Despite this, well, preposterous beginning, I actually found Tiger’s Curse inexplicably charming. Once I got past the first 100 pages, the story really picked up and I think the writing actually improved (either that or I just got used to it). The book was highly addictive and utterly readable; I devoured it fairly quickly. I think the setting in India, plus the somewhat unique use of tigers as the paranormal element really saved it from being too cliche, at least for me. If it had been set in the US with a more common supernatural being (vampire, angel, werewolf, etc) I probably wouldn’t have liked it as much.
I loved the characters as well, even Kelsey! Which is a surprise, considering my less than favorable reaction to her at the beginning of the book. I was unsure about Mr. Kadam at first, too, but his grandfatherly charm won me over very quickly. And then there’s Ren. Ah, Ren. He started out as a two-dimensional gorgeous and charming love interest with no real personality beyond being devoted to Kelsey. But as the story progressed his character became more fleshed out and believable. But the real star of the book, for me at least, was Kishan, Ren’s brother. I found him way more interesting than Ren, even though he wasn’t in the book all that much.

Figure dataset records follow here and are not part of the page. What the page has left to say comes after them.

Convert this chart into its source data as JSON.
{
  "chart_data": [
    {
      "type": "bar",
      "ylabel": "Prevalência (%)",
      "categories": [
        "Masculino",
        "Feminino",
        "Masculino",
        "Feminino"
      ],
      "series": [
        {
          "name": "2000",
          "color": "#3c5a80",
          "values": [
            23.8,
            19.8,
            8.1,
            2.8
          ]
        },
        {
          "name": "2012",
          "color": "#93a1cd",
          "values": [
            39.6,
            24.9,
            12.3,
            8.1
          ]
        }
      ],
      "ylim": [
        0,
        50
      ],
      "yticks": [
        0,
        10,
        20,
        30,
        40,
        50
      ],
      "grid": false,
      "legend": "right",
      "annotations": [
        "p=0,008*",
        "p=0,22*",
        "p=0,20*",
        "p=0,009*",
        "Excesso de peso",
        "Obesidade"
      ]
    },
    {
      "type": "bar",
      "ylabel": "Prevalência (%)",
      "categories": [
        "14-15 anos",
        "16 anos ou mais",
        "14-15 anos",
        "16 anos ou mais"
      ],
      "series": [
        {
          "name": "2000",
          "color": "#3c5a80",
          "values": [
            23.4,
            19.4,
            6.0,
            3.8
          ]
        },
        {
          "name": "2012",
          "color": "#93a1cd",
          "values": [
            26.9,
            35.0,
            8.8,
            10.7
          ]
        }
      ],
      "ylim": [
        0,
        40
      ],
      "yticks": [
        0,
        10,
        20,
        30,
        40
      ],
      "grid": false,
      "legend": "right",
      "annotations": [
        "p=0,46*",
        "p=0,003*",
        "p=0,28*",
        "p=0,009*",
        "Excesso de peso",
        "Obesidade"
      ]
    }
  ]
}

Even though I loved Kishan, I was still rooting for Kelsey and Ren. I wanted those crazy kids to make it work, somehow! I liked that their romance didn’t start up right away. Sure, it was pretty quick, but the heroine was surprisingly self aware about it. I mean, yeah, whenever she’s near him her heart sped up, she forgot to breath, *insert another cliche here*, but Kelsey notes that they haven’t know each other long and she’s never really been in a relationship. She actually thought about whether she wanted to progress their relationship. We really got a good look inside Kelsey’s head and her thoughts about Ren. I loved that.
All in all, I really enjoyed Tiger’s Curse. I’d recommend the book to those fans of paranormal romance who are looking for something a little different.